Comparative pharmacokinetics and pharmacodynamics of intravenous artelinate versus artesunate in uncomplicated Plasmodium coatneyi-infected rhesus monkey model.

Background: The US Army designed artelinate/lysine salt (AL) to overcome the instability of sodium artesunate in aqueous solution (AS). To select the most efficacious artemisinin treatment, direct comparison was performed in an uncomplicated non-human primate malaria model.

Methods: Splenectomized rhesus monkeys were inoculated with Plasmodium coatneyi and on day six, single equimolar loading dose of IV AL (11.8 mg kg(-1)) or IV AS (8 mg kg(-1)) were administered followed by 1/2 the first dose once daily for 2 more days. Blood smear were performed twice daily and the number of parasites were counted microscopically. Blood samples were obtained after the first dose within 6 h for pharmacokinetic (PK) and ex vivo pharmacodynamic evaluation by simultaneously measuring plasma drug concentration and anti-malarial activity against Plasmodium falciparum in vitro.

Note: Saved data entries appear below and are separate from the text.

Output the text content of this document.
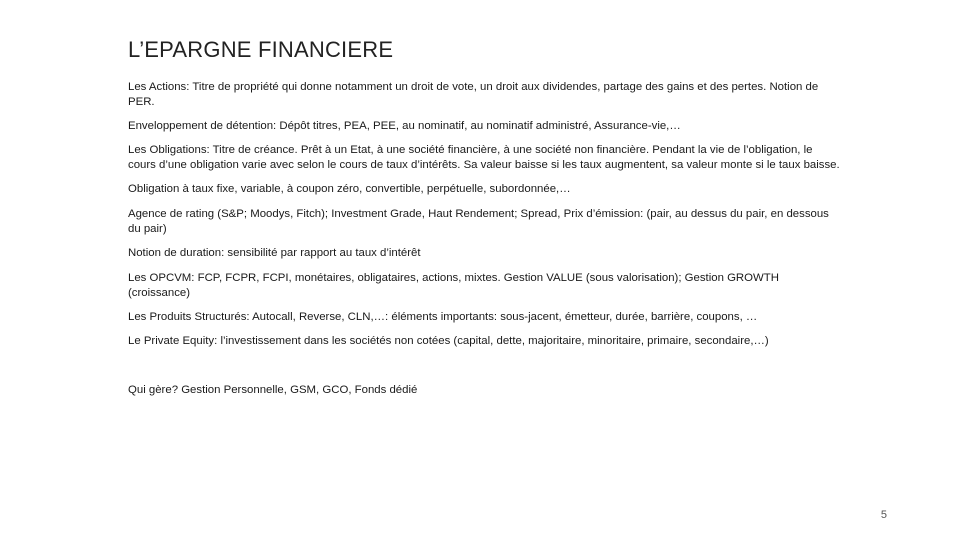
L’EPARGNE FINANCIERE

Les Actions: Titre de propriété qui donne notamment un droit de vote, un droit aux dividendes, partage des gains et des pertes. Notion de PER.

Enveloppement de détention: Dépôt titres, PEA, PEE, au nominatif, au nominatif administré, Assurance-vie,…

Les Obligations: Titre de créance. Prêt à un Etat, à une société financière, à une société non financière. Pendant la vie de l’obligation, le cours d’une obligation varie avec selon le cours de taux d’intérêts. Sa valeur baisse si les taux augmentent, sa valeur monte si le taux baisse.

Obligation à taux fixe, variable, à coupon zéro, convertible, perpétuelle, subordonnée,…

Agence de rating (S&P; Moodys, Fitch); Investment Grade, Haut Rendement; Spread, Prix d’émission: (pair, au dessus du pair, en dessous du pair)

Notion de duration: sensibilité par rapport au taux d’intérêt

Les OPCVM: FCP, FCPR, FCPI, monétaires, obligataires, actions, mixtes. Gestion VALUE (sous valorisation); Gestion GROWTH (croissance)

Les Produits Structurés: Autocall, Reverse, CLN,…: éléments importants: sous-jacent, émetteur, durée, barrière, coupons, …

Le Private Equity: l’investissement dans les sociétés non cotées (capital, dette, majoritaire, minoritaire, primaire, secondaire,…)

Qui gère? Gestion Personnelle, GSM, GCO, Fonds dédié

5
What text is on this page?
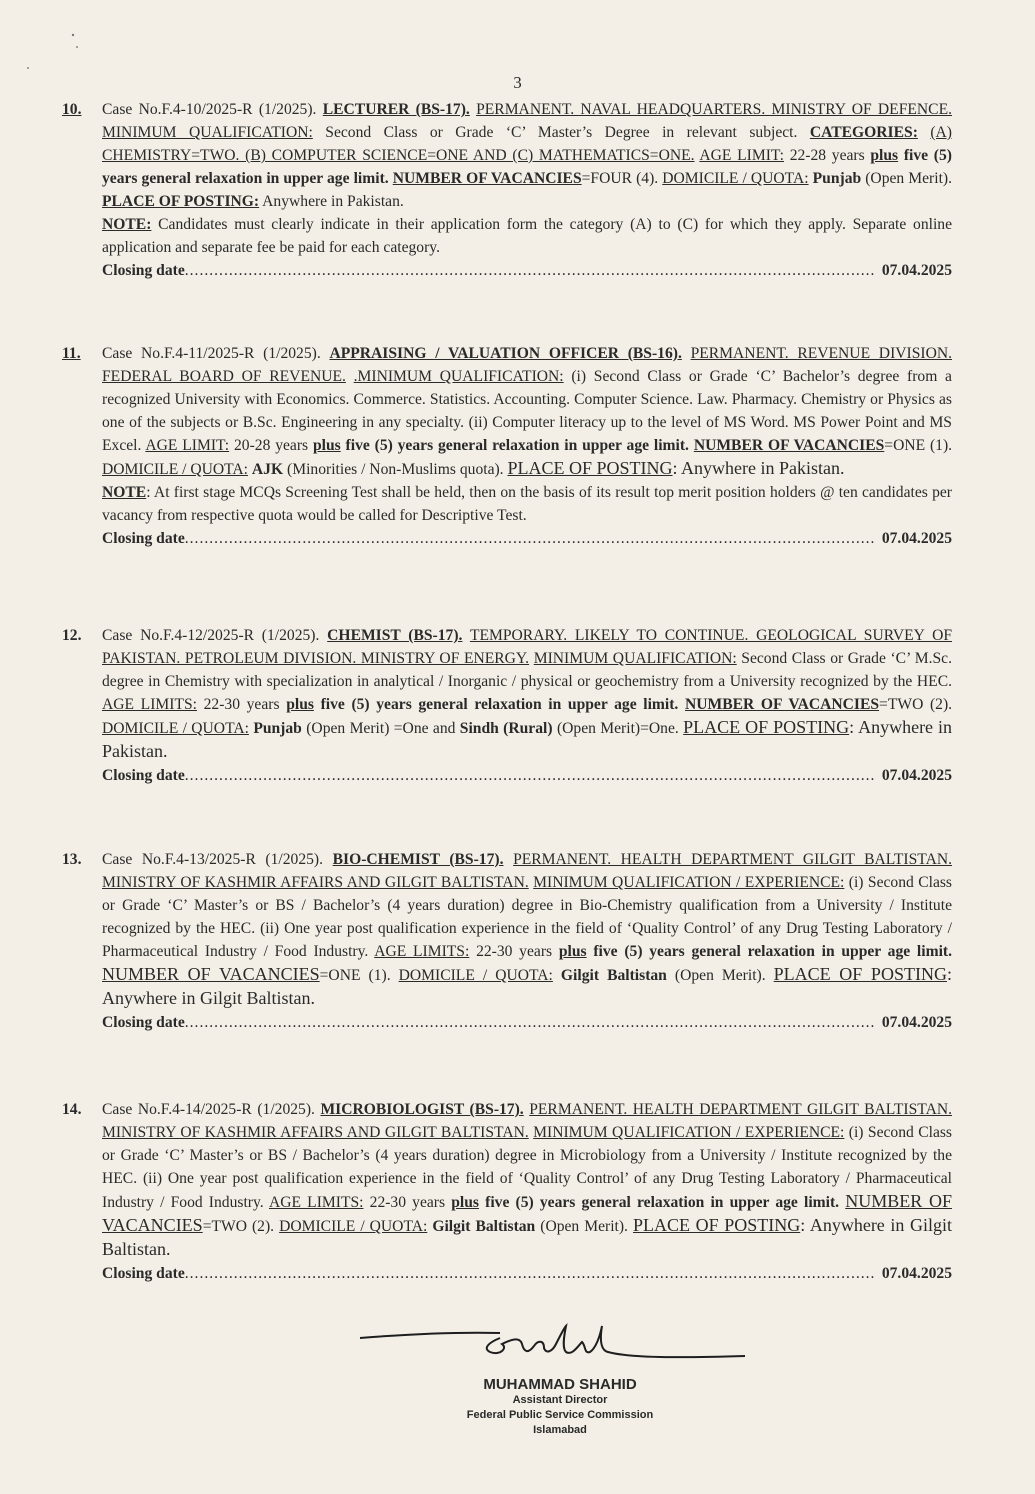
3
10.	Case No.F.4-10/2025-R (1/2025). LECTURER (BS-17). PERMANENT. NAVAL HEADQUARTERS. MINISTRY OF DEFENCE. MINIMUM QUALIFICATION: Second Class or Grade ‘C’ Master’s Degree in relevant subject. CATEGORIES: (A) CHEMISTRY=TWO. (B) COMPUTER SCIENCE=ONE AND (C) MATHEMATICS=ONE. AGE LIMIT: 22-28 years plus five (5) years general relaxation in upper age limit. NUMBER OF VACANCIES=FOUR (4). DOMICILE / QUOTA: Punjab (Open Merit). PLACE OF POSTING: Anywhere in Pakistan.
NOTE: Candidates must clearly indicate in their application form the category (A) to (C) for which they apply. Separate online application and separate fee be paid for each category.
Closing date .....	07.04.2025
11.	Case No.F.4-11/2025-R (1/2025). APPRAISING / VALUATION OFFICER (BS-16). PERMANENT. REVENUE DIVISION. FEDERAL BOARD OF REVENUE. .MINIMUM QUALIFICATION: (i) Second Class or Grade ‘C’ Bachelor’s degree from a recognized University with Economics. Commerce. Statistics. Accounting. Computer Science. Law. Pharmacy. Chemistry or Physics as one of the subjects or B.Sc. Engineering in any specialty. (ii) Computer literacy up to the level of MS Word. MS Power Point and MS Excel. AGE LIMIT: 20-28 years plus five (5) years general relaxation in upper age limit. NUMBER OF VACANCIES=ONE (1). DOMICILE / QUOTA: AJK (Minorities / Non-Muslims quota). PLACE OF POSTING: Anywhere in Pakistan.
NOTE: At first stage MCQs Screening Test shall be held, then on the basis of its result top merit position holders @ ten candidates per vacancy from respective quota would be called for Descriptive Test.
Closing date .....	07.04.2025
12.	Case No.F.4-12/2025-R (1/2025). CHEMIST (BS-17). TEMPORARY. LIKELY TO CONTINUE. GEOLOGICAL SURVEY OF PAKISTAN. PETROLEUM DIVISION. MINISTRY OF ENERGY. MINIMUM QUALIFICATION: Second Class or Grade ‘C’ M.Sc. degree in Chemistry with specialization in analytical / Inorganic / physical or geochemistry from a University recognized by the HEC. AGE LIMITS: 22-30 years plus five (5) years general relaxation in upper age limit. NUMBER OF VACANCIES=TWO (2). DOMICILE / QUOTA: Punjab (Open Merit) =One and Sindh (Rural) (Open Merit)=One. PLACE OF POSTING: Anywhere in Pakistan.
Closing date .....	07.04.2025
13.	Case No.F.4-13/2025-R (1/2025). BIO-CHEMIST (BS-17). PERMANENT. HEALTH DEPARTMENT GILGIT BALTISTAN. MINISTRY OF KASHMIR AFFAIRS AND GILGIT BALTISTAN. MINIMUM QUALIFICATION / EXPERIENCE: (i) Second Class or Grade ‘C’ Master’s or BS / Bachelor’s (4 years duration) degree in Bio-Chemistry qualification from a University / Institute recognized by the HEC. (ii) One year post qualification experience in the field of ‘Quality Control’ of any Drug Testing Laboratory / Pharmaceutical Industry / Food Industry. AGE LIMITS: 22-30 years plus five (5) years general relaxation in upper age limit. NUMBER OF VACANCIES=ONE (1). DOMICILE / QUOTA: Gilgit Baltistan (Open Merit). PLACE OF POSTING: Anywhere in Gilgit Baltistan.
Closing date .....	07.04.2025
14.	Case No.F.4-14/2025-R (1/2025). MICROBIOLOGIST (BS-17). PERMANENT. HEALTH DEPARTMENT GILGIT BALTISTAN. MINISTRY OF KASHMIR AFFAIRS AND GILGIT BALTISTAN. MINIMUM QUALIFICATION / EXPERIENCE: (i) Second Class or Grade ‘C’ Master’s or BS / Bachelor’s (4 years duration) degree in Microbiology from a University / Institute recognized by the HEC. (ii) One year post qualification experience in the field of ‘Quality Control’ of any Drug Testing Laboratory / Pharmaceutical Industry / Food Industry. AGE LIMITS: 22-30 years plus five (5) years general relaxation in upper age limit. NUMBER OF VACANCIES=TWO (2). DOMICILE / QUOTA: Gilgit Baltistan (Open Merit). PLACE OF POSTING: Anywhere in Gilgit Baltistan.
Closing date .....	07.04.2025
MUHAMMAD SHAHID
Assistant Director
Federal Public Service Commission
Islamabad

Results: The anti-P. coatneyi in vivo activity of both compounds were comparable, but the ex vivo anti-P. falciparum potency of the IV AS regimen as administered was sevenfold higher than that of IV AL. Comparing in vivo pharmacodynamics of AL and AS, daily assessed parasite counts showed comparable 99 % parasite clearance times (PC99: 2.03, 1.84 day), parasite clearance rates (5.34, 4.13 per min) and clearance half-life (PCt1/2: 7.79, 10.1 h). This study showed strong and significant inverse correlation between PCt1/2 and t1/2 of AS + DHA, and AUC0-∞ of DHA, and correlated with Vz of AS (r(2) > 0.7, p ≤ 0.002). Lastly, following IV AL, there was a modest inverse correlation between PCt1/2 and Cmax (r(2) 0.6, p ≤ 0.04). Although all tested monkeys recrudesced subsequently, two died following AL regimen before parasite clearance. While the aetiology of those deaths could not be definitively determined, pathologic evidence favoured a sepsis-like syndrome and suggested that severe malaria was more likely than drug toxicity.

Conclusion: The model demonstrated that both AS and DHA contributed to the anti-malarial activity of IV AS, while IV AL activity was largely restricted to the parent drug. Parasite clearance was strongly and linearly dependent on drug exposure for both artemisinin regimens. However, IV AS had higher ex vivo potency against P. falciparum, leading to an IND filing for GMP manufactured AS in the United States.